И лейтенант со смехом повторил жест радиста.

– Отсюда не увидят, – крикнул Протасов и взлетел на башню. – Вот как надо!

– Ты чему молодежь учишь, Сашка? – спросил Петров, наблюдая, как наводчик, приплясывая, отбивает «по плечо».

– А что, не так, что ли? – улыбаясь, спросил Безуглый.

– Ладно, – усмехнулся в ответ комвзвода. – Загудаеву только об этом говорить не будем.

С неба упали первые снежинки, и старший лейтенант вздохнул:

– Ладно, орлы, повеселились – и хватит. Греем машины, не ровен час – сегодня куда-нибудь поднимут.

* * *

Прошло два дня, бригада по-прежнему стояла в резерве. Коровянский еще дважды ходил за линию фронта, впрочем, результаты поисков были довольно скромными. Единственное, что удалось выяснить наверняка: немцы не заботятся созданием сплошного фронта, сосредотачивая силы в укрепленных пунктах. Разведка на танках могла часами ехать по лесным зимникам, не встречая противника, но подобраться к Скирманово все не удавалось. По косвенным признакам командование оценило силы немцев на плацдарме в батальон пехоты и до батальона танков, хотя и Катуков, и Рокоссовский оба понимали, что это все вилами по воде писано.

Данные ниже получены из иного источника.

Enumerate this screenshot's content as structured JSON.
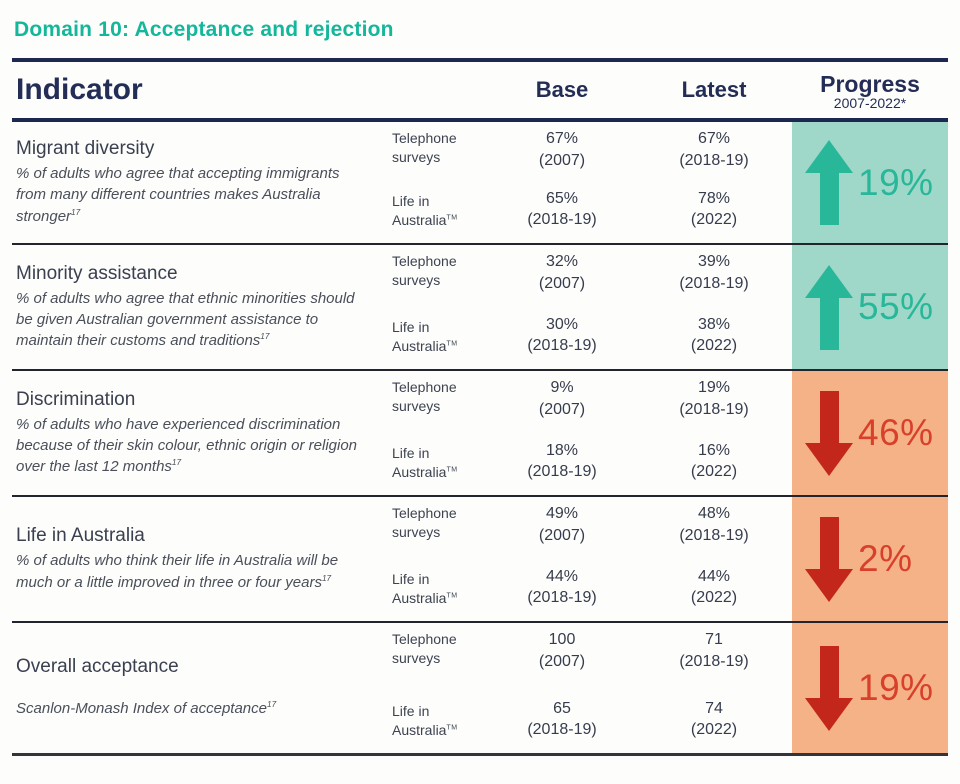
{
  "title": "Domain 10: Acceptance and rejection",
  "table": {
    "headers": {
      "indicator": "Indicator",
      "base": "Base",
      "latest": "Latest",
      "progress": "Progress",
      "progress_period": "2007-2022*"
    },
    "rows": [
      {
        "name": "Migrant diversity",
        "description": "% of adults who agree that accepting immigrants from many different countries makes Australia stronger",
        "ref": "17",
        "methods": [
          {
            "label": "Telephone surveys",
            "base": "67%",
            "base_year": "(2007)",
            "latest": "67%",
            "latest_year": "(2018-19)"
          },
          {
            "label": "Life in Australia",
            "tm": "TM",
            "base": "65%",
            "base_year": "(2018-19)",
            "latest": "78%",
            "latest_year": "(2022)"
          }
        ],
        "progress": {
          "direction": "up",
          "value": "19%"
        }
      },
      {
        "name": "Minority assistance",
        "description": "% of adults who agree that ethnic minorities should be given Australian government assistance to maintain their customs and traditions",
        "ref": "17",
        "methods": [
          {
            "label": "Telephone surveys",
            "base": "32%",
            "base_year": "(2007)",
            "latest": "39%",
            "latest_year": "(2018-19)"
          },
          {
            "label": "Life in Australia",
            "tm": "TM",
            "base": "30%",
            "base_year": "(2018-19)",
            "latest": "38%",
            "latest_year": "(2022)"
          }
        ],
        "progress": {
          "direction": "up",
          "value": "55%"
        }
      },
      {
        "name": "Discrimination",
        "description": "% of adults who have experienced discrimination because of their skin colour, ethnic origin or religion over the last 12 months",
        "ref": "17",
        "methods": [
          {
            "label": "Telephone surveys",
            "base": "9%",
            "base_year": "(2007)",
            "latest": "19%",
            "latest_year": "(2018-19)"
          },
          {
            "label": "Life in Australia",
            "tm": "TM",
            "base": "18%",
            "base_year": "(2018-19)",
            "latest": "16%",
            "latest_year": "(2022)"
          }
        ],
        "progress": {
          "direction": "down",
          "value": "46%"
        }
      },
      {
        "name": "Life in Australia",
        "description": "% of adults who think their life in Australia will be much or a little improved in three or four years",
        "ref": "17",
        "methods": [
          {
            "label": "Telephone surveys",
            "base": "49%",
            "base_year": "(2007)",
            "latest": "48%",
            "latest_year": "(2018-19)"
          },
          {
            "label": "Life in Australia",
            "tm": "TM",
            "base": "44%",
            "base_year": "(2018-19)",
            "latest": "44%",
            "latest_year": "(2022)"
          }
        ],
        "progress": {
          "direction": "down",
          "value": "2%"
        }
      },
      {
        "name": "Overall acceptance",
        "description": "Scanlon-Monash Index of acceptance",
        "ref": "17",
        "methods": [
          {
            "label": "Telephone surveys",
            "base": "100",
            "base_year": "(2007)",
            "latest": "71",
            "latest_year": "(2018-19)"
          },
          {
            "label": "Life in Australia",
            "tm": "TM",
            "base": "65",
            "base_year": "(2018-19)",
            "latest": "74",
            "latest_year": "(2022)"
          }
        ],
        "progress": {
          "direction": "down",
          "value": "19%"
        }
      }
    ]
  },
  "colors": {
    "title_teal": "#14b79b",
    "header_navy": "#232d56",
    "progress_up_bg": "#9fd8c9",
    "progress_up_fg": "#29b79a",
    "progress_down_bg": "#f5b286",
    "progress_down_arrow": "#c3261a",
    "progress_down_fg": "#d8402c"
  }
}
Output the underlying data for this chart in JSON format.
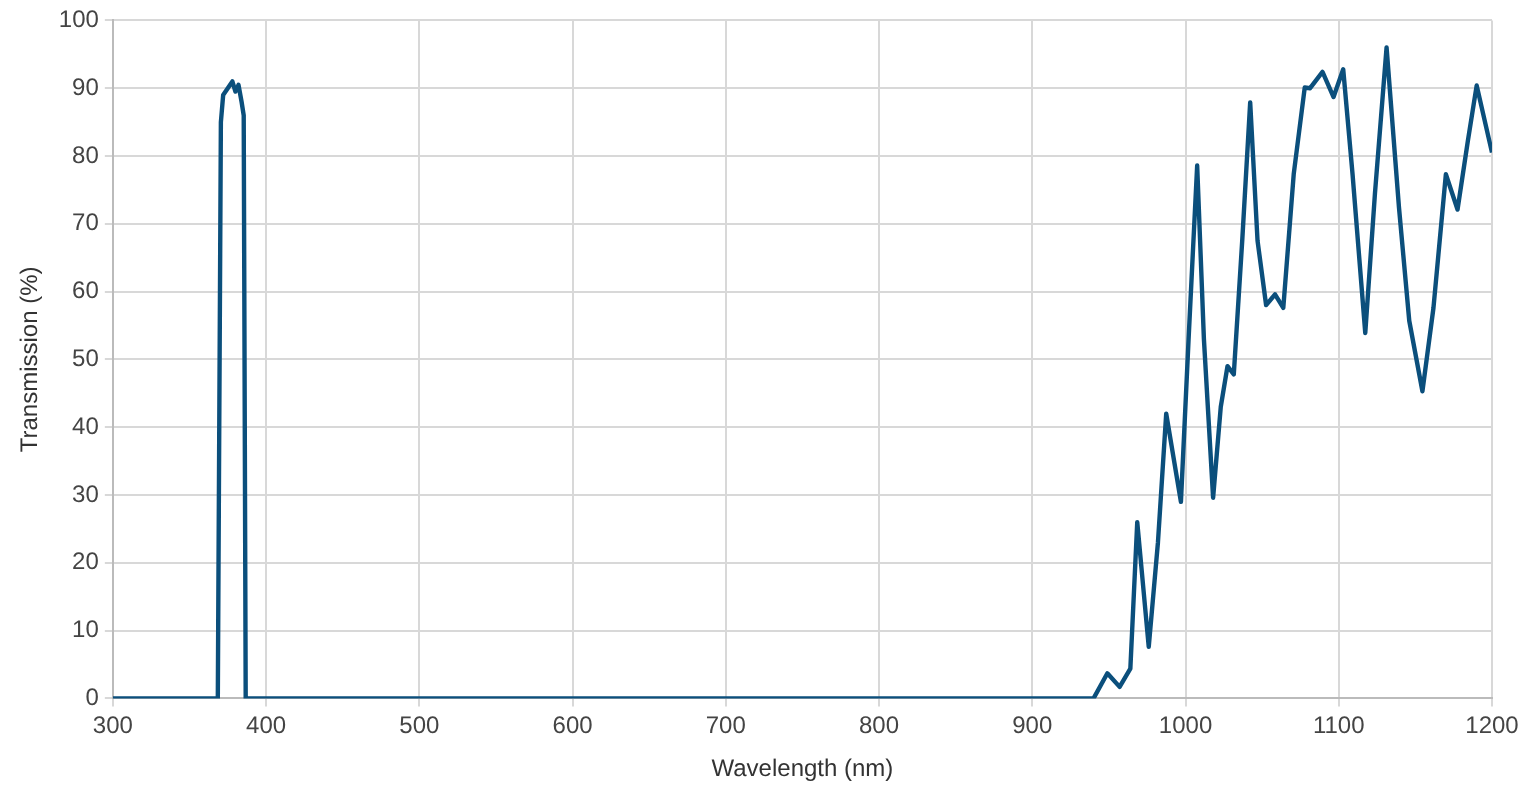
{
  "chart_data": {
    "type": "line",
    "xlabel": "Wavelength (nm)",
    "ylabel": "Transmission (%)",
    "xlim": [
      300,
      1200
    ],
    "xticks": [
      300,
      400,
      500,
      600,
      700,
      800,
      900,
      1000,
      1100,
      1200
    ],
    "ylim": [
      0,
      100
    ],
    "yticks": [
      0,
      10,
      20,
      30,
      40,
      50,
      60,
      70,
      80,
      90,
      100
    ],
    "grid": true,
    "legend": false,
    "marker": "none",
    "line_style": "solid",
    "series": [
      {
        "color": "#0b4f7c",
        "x": [
          300,
          368.5,
          370.5,
          372,
          375,
          378,
          380,
          382,
          384,
          385.4,
          386.7,
          800,
          940,
          949,
          957,
          964,
          968.5,
          976,
          982,
          987.4,
          997,
          1002,
          1007.6,
          1012,
          1018,
          1023,
          1027.4,
          1031.5,
          1037,
          1042.2,
          1047,
          1052.6,
          1058.4,
          1063.8,
          1070.6,
          1077.8,
          1081.3,
          1089.4,
          1096.6,
          1102.9,
          1109,
          1117.3,
          1123.6,
          1131.2,
          1139.3,
          1146,
          1154.6,
          1161.8,
          1169.9,
          1177.5,
          1184.3,
          1190,
          1200
        ],
        "values": [
          0,
          0,
          85,
          89,
          90,
          91,
          89.5,
          90.5,
          88,
          86,
          0,
          0,
          0,
          3.7,
          1.7,
          4.4,
          26,
          7.6,
          23,
          42,
          29,
          53,
          78.6,
          53,
          29.6,
          43,
          49,
          47.8,
          67.5,
          87.9,
          67.5,
          58,
          59.6,
          57.6,
          77.3,
          90.1,
          90,
          92.4,
          88.7,
          92.8,
          77.3,
          53.9,
          74.4,
          96,
          72.4,
          55.7,
          45.3,
          57.6,
          77.3,
          72.1,
          82.3,
          90.4,
          80.5
        ]
      }
    ]
  }
}
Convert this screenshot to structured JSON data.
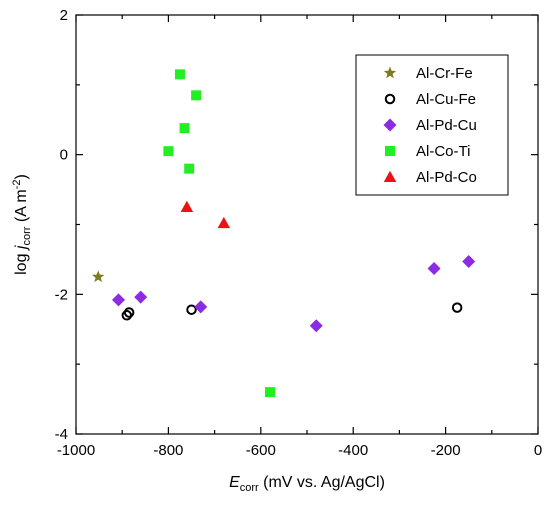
{
  "chart_data": {
    "type": "scatter",
    "xlabel": {
      "main": "E",
      "sub": "corr",
      "rest": " (mV vs. Ag/AgCl)"
    },
    "ylabel": {
      "pre": "log ",
      "main": "j",
      "sub": "corr",
      "rest": " (A m",
      "sup": "-2",
      "end": ")"
    },
    "xlim": [
      -1000,
      0
    ],
    "ylim": [
      -4,
      2
    ],
    "x_ticks": [
      -1000,
      -800,
      -600,
      -400,
      -200,
      0
    ],
    "y_ticks": [
      -4,
      -2,
      0,
      2
    ],
    "x_tick_labels": [
      "-1000",
      "-800",
      "-600",
      "-400",
      "-200",
      "0"
    ],
    "y_tick_labels": [
      "-4",
      "-2",
      "0",
      "2"
    ],
    "grid": false,
    "legend_position": "top-right",
    "series": [
      {
        "name": "Al-Cr-Fe",
        "marker": "star",
        "color": "#7f7a1e",
        "points": [
          [
            -952,
            -1.75
          ]
        ]
      },
      {
        "name": "Al-Cu-Fe",
        "marker": "open-circle",
        "color": "#000000",
        "points": [
          [
            -890,
            -2.3
          ],
          [
            -885,
            -2.26
          ],
          [
            -750,
            -2.22
          ],
          [
            -175,
            -2.19
          ]
        ]
      },
      {
        "name": "Al-Pd-Cu",
        "marker": "diamond",
        "color": "#8b2be2",
        "points": [
          [
            -908,
            -2.08
          ],
          [
            -860,
            -2.04
          ],
          [
            -730,
            -2.18
          ],
          [
            -480,
            -2.45
          ],
          [
            -225,
            -1.63
          ],
          [
            -150,
            -1.53
          ]
        ]
      },
      {
        "name": "Al-Co-Ti",
        "marker": "square",
        "color": "#22ee22",
        "points": [
          [
            -775,
            1.15
          ],
          [
            -740,
            0.85
          ],
          [
            -765,
            0.38
          ],
          [
            -800,
            0.05
          ],
          [
            -755,
            -0.2
          ],
          [
            -580,
            -3.4
          ]
        ]
      },
      {
        "name": "Al-Pd-Co",
        "marker": "triangle",
        "color": "#ee1111",
        "points": [
          [
            -760,
            -0.75
          ],
          [
            -680,
            -0.98
          ]
        ]
      }
    ]
  }
}
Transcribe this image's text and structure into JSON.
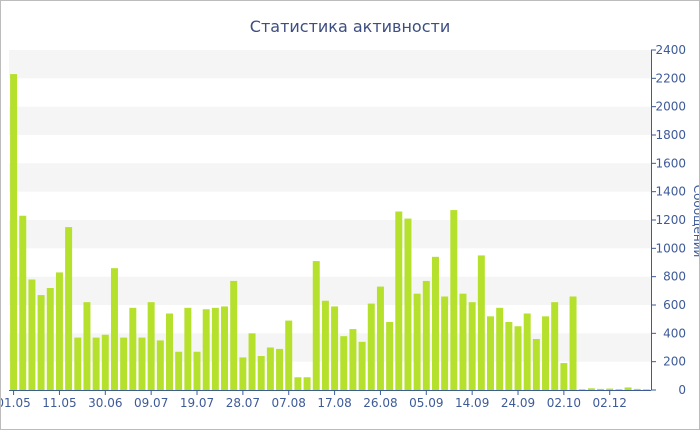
{
  "chart_data": {
    "type": "bar",
    "title": "Статистика активности",
    "ylabel": "Сообщений",
    "xlabel": "",
    "ylim": [
      0,
      2400
    ],
    "yticks": [
      0,
      200,
      400,
      600,
      800,
      1000,
      1200,
      1400,
      1600,
      1800,
      2000,
      2200,
      2400
    ],
    "x_tick_labels": [
      "01.05",
      "11.05",
      "30.06",
      "09.07",
      "19.07",
      "28.07",
      "07.08",
      "17.08",
      "26.08",
      "05.09",
      "14.09",
      "24.09",
      "02.10",
      "02.12"
    ],
    "x_tick_indices": [
      0,
      5,
      10,
      15,
      20,
      25,
      30,
      35,
      40,
      45,
      50,
      55,
      60,
      65
    ],
    "grid": "horizontal bands",
    "bar_color": "#b5e02c",
    "band_color": "#f5f5f5",
    "axis_color": "#3d5a99",
    "values": [
      2230,
      1230,
      780,
      670,
      720,
      830,
      1150,
      370,
      620,
      370,
      390,
      860,
      370,
      580,
      370,
      620,
      350,
      540,
      270,
      580,
      270,
      570,
      580,
      590,
      770,
      230,
      400,
      240,
      300,
      290,
      490,
      90,
      90,
      910,
      630,
      590,
      380,
      430,
      340,
      610,
      730,
      480,
      1260,
      1210,
      680,
      770,
      940,
      660,
      1270,
      680,
      620,
      950,
      520,
      580,
      480,
      450,
      540,
      360,
      520,
      620,
      190,
      660,
      5,
      12,
      8,
      10,
      6,
      18,
      8,
      5
    ]
  }
}
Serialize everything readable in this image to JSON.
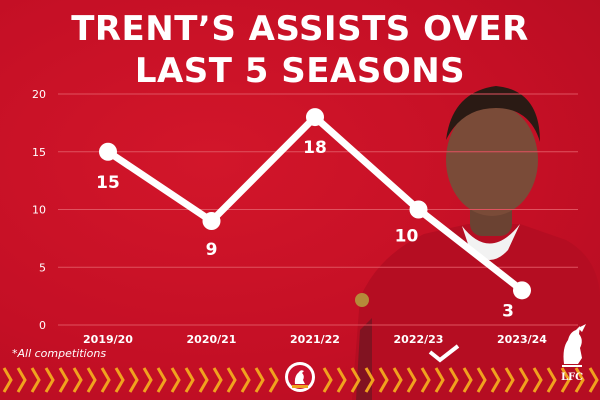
{
  "title_lines": [
    "TRENT’S ASSISTS OVER",
    "LAST 5 SEASONS"
  ],
  "footnote": "*All competitions",
  "colors": {
    "background": "#c8102e",
    "line": "#ffffff",
    "grid": "#e0525f",
    "chevron": "#f0a21e"
  },
  "chart_data": {
    "type": "line",
    "title": "TRENT’S ASSISTS OVER LAST 5 SEASONS",
    "xlabel": "",
    "ylabel": "",
    "categories": [
      "2019/20",
      "2020/21",
      "2021/22",
      "2022/23",
      "2023/24"
    ],
    "series": [
      {
        "values": [
          15,
          9,
          18,
          10,
          3
        ]
      }
    ],
    "data_labels": [
      "15",
      "9",
      "18",
      "10",
      "3"
    ],
    "yticks": [
      "0",
      "5",
      "10",
      "15",
      "20"
    ],
    "ylim": [
      0,
      20
    ],
    "grid": true,
    "legend": "none"
  },
  "crest": {
    "icon": "liverpool-liver-bird-crest-icon",
    "text": "LFC"
  },
  "badge": {
    "icon": "liver-bird-badge-icon"
  }
}
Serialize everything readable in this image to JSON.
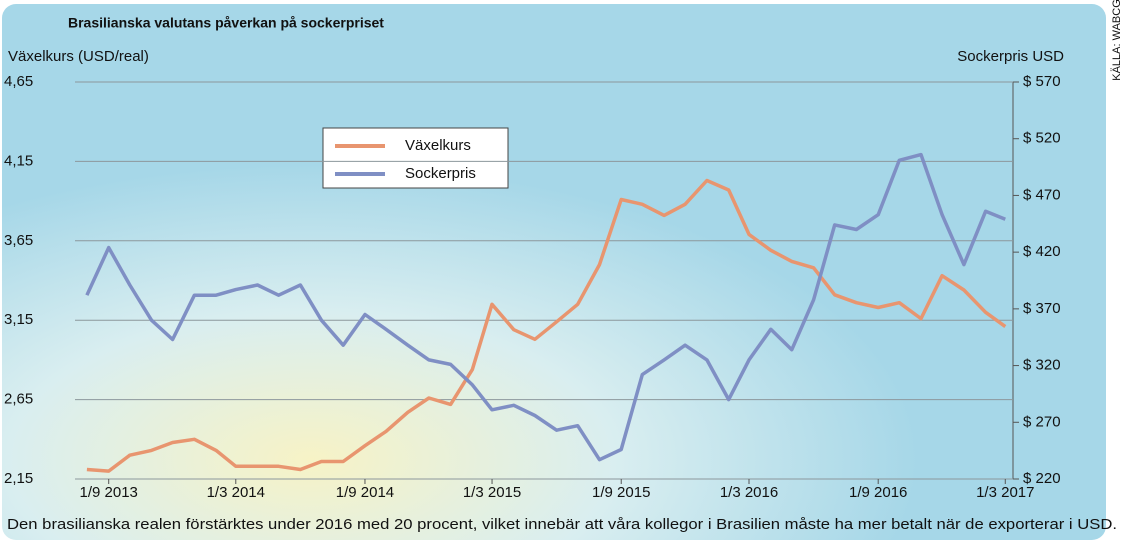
{
  "chart_data": {
    "type": "line",
    "title": "Brasilianska valutans påverkan på sockerpriset",
    "y_label": "Växelkurs (USD/real)",
    "y2_label": "Sockerpris USD",
    "caption": "Den brasilianska realen förstärktes under 2016 med 20 procent, vilket innebär att våra kollegor i Brasilien måste ha mer betalt när de exporterar i USD.",
    "source": "KÄLLA: WABCG",
    "legend": "upper left",
    "x": [
      "2013-08-01",
      "2013-09-01",
      "2013-10-01",
      "2013-11-01",
      "2013-12-01",
      "2014-01-01",
      "2014-02-01",
      "2014-03-01",
      "2014-04-01",
      "2014-05-01",
      "2014-06-01",
      "2014-07-01",
      "2014-08-01",
      "2014-09-01",
      "2014-10-01",
      "2014-11-01",
      "2014-12-01",
      "2015-01-01",
      "2015-02-01",
      "2015-03-01",
      "2015-04-01",
      "2015-05-01",
      "2015-06-01",
      "2015-07-01",
      "2015-08-01",
      "2015-09-01",
      "2015-10-01",
      "2015-11-01",
      "2015-12-01",
      "2016-01-01",
      "2016-02-01",
      "2016-03-01",
      "2016-04-01",
      "2016-05-01",
      "2016-06-01",
      "2016-07-01",
      "2016-08-01",
      "2016-09-01",
      "2016-10-01",
      "2016-11-01",
      "2016-12-01",
      "2017-01-01",
      "2017-02-01",
      "2017-03-01"
    ],
    "xlim": [
      "2013-07-15",
      "2017-03-12"
    ],
    "xticks": [
      {
        "value": "2013-09-01",
        "label": "1/9 2013"
      },
      {
        "value": "2014-03-01",
        "label": "1/3 2014"
      },
      {
        "value": "2014-09-01",
        "label": "1/9 2014"
      },
      {
        "value": "2015-03-01",
        "label": "1/3 2015"
      },
      {
        "value": "2015-09-01",
        "label": "1/9 2015"
      },
      {
        "value": "2016-03-01",
        "label": "1/3 2016"
      },
      {
        "value": "2016-09-01",
        "label": "1/9 2016"
      },
      {
        "value": "2017-03-01",
        "label": "1/3 2017"
      }
    ],
    "ylim": [
      2.15,
      4.65
    ],
    "yticks": [
      {
        "value": 2.15,
        "label": "2,15"
      },
      {
        "value": 2.65,
        "label": "2,65"
      },
      {
        "value": 3.15,
        "label": "3,15"
      },
      {
        "value": 3.65,
        "label": "3,65"
      },
      {
        "value": 4.15,
        "label": "4,15"
      },
      {
        "value": 4.65,
        "label": "4,65"
      }
    ],
    "y2lim": [
      220,
      570
    ],
    "y2ticks": [
      {
        "value": 220,
        "label": "$ 220"
      },
      {
        "value": 270,
        "label": "$ 270"
      },
      {
        "value": 320,
        "label": "$ 320"
      },
      {
        "value": 370,
        "label": "$ 370"
      },
      {
        "value": 420,
        "label": "$ 420"
      },
      {
        "value": 470,
        "label": "$ 470"
      },
      {
        "value": 520,
        "label": "$ 520"
      },
      {
        "value": 570,
        "label": "$ 570"
      }
    ],
    "grid": true,
    "series": [
      {
        "name": "Växelkurs",
        "color": "#e8956f",
        "axis": "y",
        "values": [
          2.21,
          2.2,
          2.3,
          2.33,
          2.38,
          2.4,
          2.33,
          2.23,
          2.23,
          2.23,
          2.21,
          2.26,
          2.26,
          2.36,
          2.45,
          2.57,
          2.66,
          2.62,
          2.84,
          3.25,
          3.09,
          3.03,
          3.14,
          3.25,
          3.5,
          3.91,
          3.88,
          3.81,
          3.88,
          4.03,
          3.97,
          3.69,
          3.59,
          3.52,
          3.48,
          3.31,
          3.26,
          3.23,
          3.26,
          3.16,
          3.43,
          3.34,
          3.2,
          3.11
        ]
      },
      {
        "name": "Sockerpris",
        "color": "#7f8fc4",
        "axis": "y2",
        "values": [
          382,
          424,
          391,
          360,
          343,
          382,
          382,
          387,
          391,
          382,
          391,
          360,
          338,
          365,
          352,
          338,
          325,
          321,
          303,
          281,
          285,
          276,
          263,
          267,
          237,
          246,
          312,
          325,
          338,
          325,
          290,
          325,
          352,
          334,
          378,
          444,
          440,
          453,
          501,
          506,
          453,
          409,
          456,
          449
        ]
      }
    ]
  }
}
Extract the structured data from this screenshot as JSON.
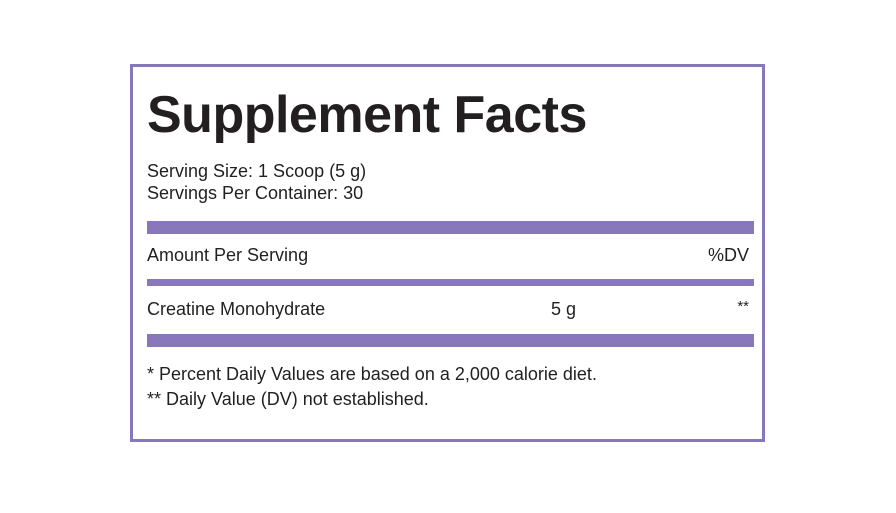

Одновременно полковник наводил порядок в батальонах и приданных частях. Утром девятого ноября совещание в штабе бригады было прервано автоматными очередями. Стреляли недалеко. Выскочив на улицу с ППШ, комбриг приказал командиру штабной роты отправить отделение бойцов и выяснить, кто там воюет. Пальба прекратилась так же внезапно, как и началась, и вскоре Катукову доложили, кто и по кому садил очередями. Оказалось, один из воентехников танкового полка увидел на березе белку. Текущий ремонт танков был, в общем, закончен, и слегка осатаневший от безделья техник попытался подстрелить несчастное животное из автомата. Бравый командир успел выпустить полмагазина, так и не попав в обезумевшего от ужаса грызуна, прежде чем подбежавшие танкисты отняли у него ППД.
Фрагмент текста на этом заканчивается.